Australian online gaming has seen activity rocket by two-thirds since the COVID-19 pandemic took hold, though contrary to anti-gambling activists beliefs, it may not be such a major cause for concern.
Statistics published weekly by AlphaBeta economic analysts and Illion credit office show online gambling transactions increased by 67 percent in the week ending March 29 compared to a ‘average’ week. This was the highest growth of the 18 groups from the 250k Aussies sample studied.
Whilst essential supermarkets and pharmacies also enjoyed growth, alcohol and tobacco (+ 33%), online retail & subscription services (+ 61%), food delivery (+ 63%) and home improvement (+ 64%) were the biggest gainers next to gambling.
The week in particular was the first since the Australian government unveiled its economic stimulus plan, and experienced a 10-point rise in overall discretionary spending (which remains 16 percent below normal).

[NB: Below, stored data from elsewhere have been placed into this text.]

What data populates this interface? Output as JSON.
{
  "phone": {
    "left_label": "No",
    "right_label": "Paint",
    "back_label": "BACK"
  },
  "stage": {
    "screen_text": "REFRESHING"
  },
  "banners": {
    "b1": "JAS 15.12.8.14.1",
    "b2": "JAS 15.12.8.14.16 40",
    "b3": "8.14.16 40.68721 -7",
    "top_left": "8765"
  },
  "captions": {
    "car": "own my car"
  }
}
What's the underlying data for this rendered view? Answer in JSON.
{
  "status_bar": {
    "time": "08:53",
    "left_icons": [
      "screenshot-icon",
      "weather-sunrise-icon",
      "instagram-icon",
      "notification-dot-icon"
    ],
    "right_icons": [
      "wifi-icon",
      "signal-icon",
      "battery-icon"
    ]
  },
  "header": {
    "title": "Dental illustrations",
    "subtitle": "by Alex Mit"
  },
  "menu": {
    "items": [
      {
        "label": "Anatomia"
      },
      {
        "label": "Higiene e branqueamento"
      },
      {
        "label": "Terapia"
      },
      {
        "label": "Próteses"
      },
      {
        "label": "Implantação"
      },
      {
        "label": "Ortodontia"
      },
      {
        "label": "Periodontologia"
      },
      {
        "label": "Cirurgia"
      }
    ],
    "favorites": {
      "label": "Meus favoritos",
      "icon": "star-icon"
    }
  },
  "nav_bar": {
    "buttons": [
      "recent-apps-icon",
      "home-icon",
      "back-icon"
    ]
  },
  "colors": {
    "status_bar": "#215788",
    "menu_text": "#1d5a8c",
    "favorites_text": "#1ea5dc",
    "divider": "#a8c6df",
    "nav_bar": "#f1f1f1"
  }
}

It’s worth noting that this online boom came in the week when virtually all land-based gambling options, including casinos, racetracks, betting offices, and video poker machines (pokies) were shut down in thousands of pubs and clubs, began.
The online boom seems to be nothing more than transferred affections, just as the distribution of food has soared while restaurants & fast food (-13 percent) and cafés (-42 percent) have dropped.
Moreover, while some inexperienced online gamblers can actually get carried away at first, several studies in vastly different markets have shown that the introduction of new gambling options only leads to a short-term increase in problem gambling behaviour, after which customers adjust to the new reality and the levels return to their baseline.
Clearly it is up to the authorised online sports betting operators in Australia to treat new customers with a degree of care and not to bombard them with incentive offers. Operators will also understand that this activity surge is likely to be extremely short-lived.